Mount Gilead Town Commissioners had their regular monthly meeting last night.
During the course of the night’s business, it was learned that the town is proceeding with the replacement of an aged water main along Main Street. Town Manager Katrina Tatum says portions of the system are reported to date back many decades.
“One arm of the pipes has not been replaced since 1933,” said Tatum. “The other arm, South Main, has not been replaced since 1953.”
Tatum said some of the iron pipes have deteriorated to the point that town workers have fallen through them while making repairs. Another concern with the existing lines is the presence of asbestos cement pipes. The U.S. Environmental Protection Agency says the decay of asbestos cement water mains is a major source of asbestos in drinking water, and that prolonged ingestion of the asbestos fibers can increase the risk of benign intestinal polyps. The Town Manager said regular testing shows the levels are still safe, but there is an growing presence of the fibers in the town’s lines.

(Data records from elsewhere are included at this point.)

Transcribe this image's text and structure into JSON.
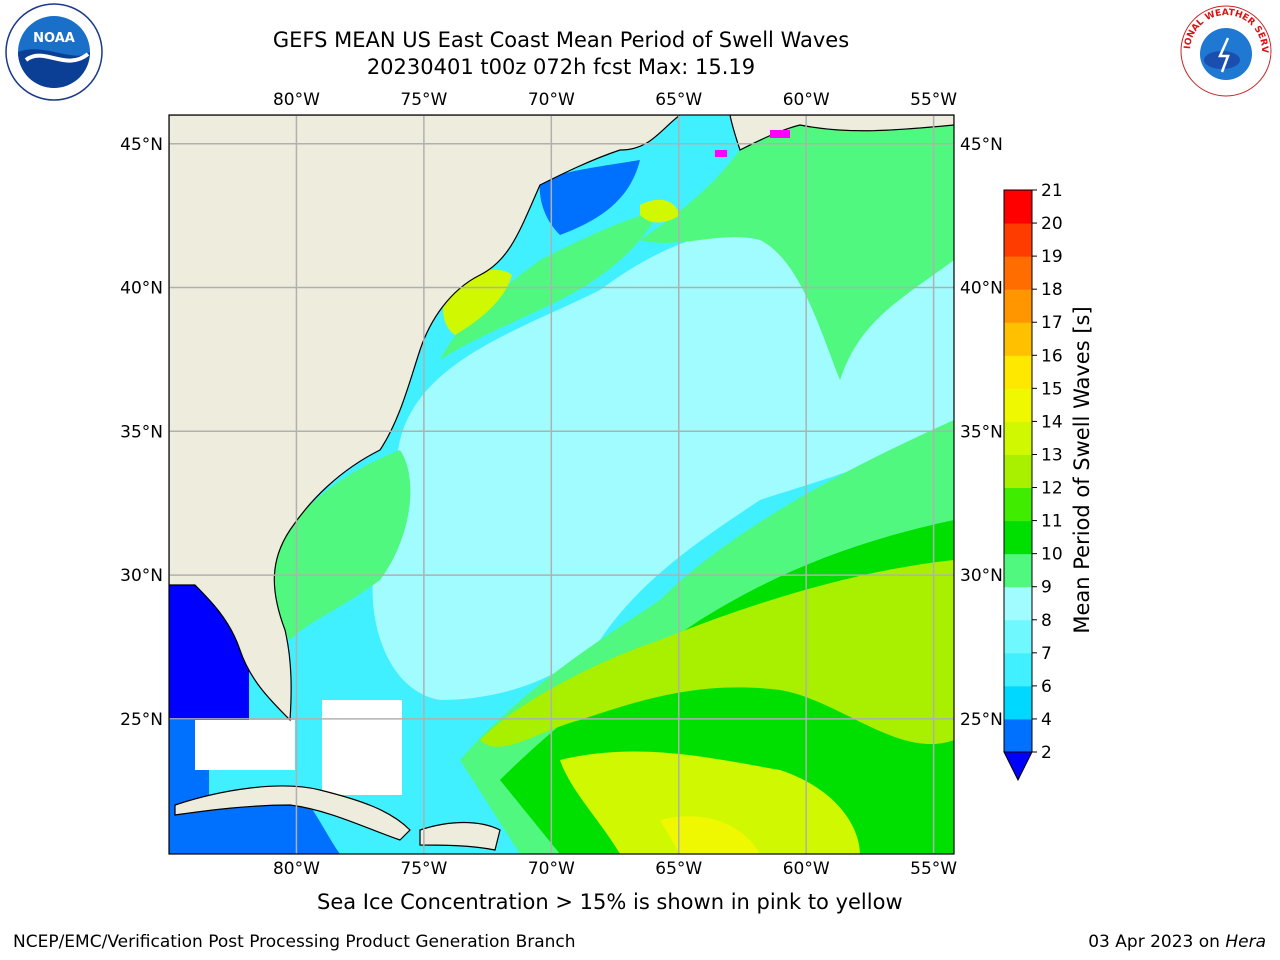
{
  "header": {
    "title_line1": "GEFS MEAN US East Coast Mean Period of Swell Waves",
    "title_line2": "20230401 t00z 072h fcst   Max: 15.19"
  },
  "logos": {
    "left": {
      "text": "NOAA",
      "ring_text": "NATIONAL OCEANIC AND ATMOSPHERIC ADMINISTRATION · U.S. DEPARTMENT OF COMMERCE",
      "icon": "noaa-logo"
    },
    "right": {
      "text": "NATIONAL WEATHER SERVICE",
      "icon": "nws-logo"
    }
  },
  "map": {
    "lon_labels": [
      "80°W",
      "75°W",
      "70°W",
      "65°W",
      "60°W",
      "55°W"
    ],
    "lat_labels": [
      "45°N",
      "40°N",
      "35°N",
      "30°N",
      "25°N"
    ],
    "lon_values": [
      -80,
      -75,
      -70,
      -65,
      -60,
      -55
    ],
    "lat_values": [
      45,
      40,
      35,
      30,
      25
    ],
    "extent": {
      "lon_min": -85,
      "lon_max": -54.2,
      "lat_min": 20.3,
      "lat_max": 46.0
    },
    "land_color": "#eeecdc",
    "grid_color": "#b0b0b0"
  },
  "colorbar": {
    "label": "Mean Period of Swell Waves [s]",
    "ticks": [
      "2",
      "4",
      "6",
      "7",
      "8",
      "9",
      "10",
      "11",
      "12",
      "13",
      "14",
      "15",
      "16",
      "17",
      "18",
      "19",
      "20",
      "21"
    ],
    "colors": [
      "#0070ff",
      "#00d8ff",
      "#40f0ff",
      "#70f8ff",
      "#a0fcff",
      "#50f880",
      "#00e000",
      "#40ec00",
      "#a8f000",
      "#d0f800",
      "#f0f800",
      "#ffe800",
      "#ffc000",
      "#ff9600",
      "#ff6c00",
      "#ff3c00",
      "#ff0000"
    ],
    "extend_color": "#0000ff"
  },
  "caption": "Sea Ice Concentration > 15% is shown in pink to yellow",
  "footer": {
    "left": "NCEP/EMC/Verification Post Processing Product Generation Branch",
    "right_date": "03 Apr 2023 on ",
    "right_host": "Hera"
  }
}
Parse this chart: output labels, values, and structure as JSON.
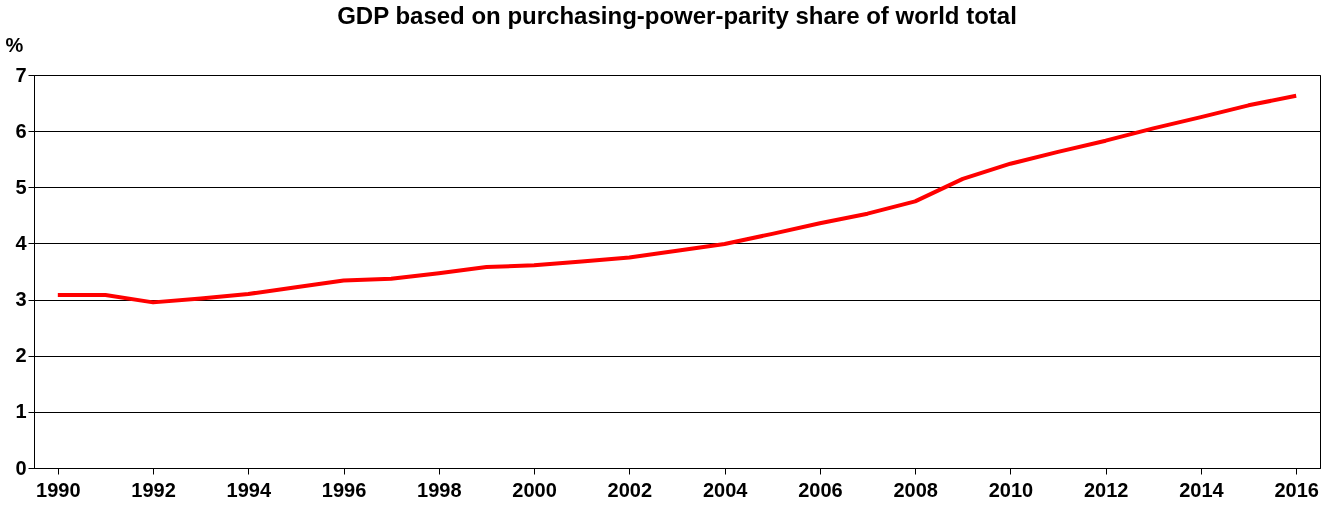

Another issue with asbestos cement, or “AC”, pipe is that its design can lead to larger repairs as it fails through natural deterioration.
Tatum said, “Because AC pipe is made with a seam in it, when there is a crack, a lot of times you don’t just repair where the leak is. You have to chase that seam because it’s going to keep on leaking. We chased the seam more than 200 feet, and we had to replace 200 feet of pipe. That was on the upper part of Main Street.”
The town is moving forward with replacement of the water main, and is studying the possibility of alternate routes for the line. The project could result in a water rate increase, and Mayor Patty Almond refused to sign project papers on behalf of the town because of that possibility. Mayor Pro-Tem Tim McAuley was authorized by the commissioners to sign those documents.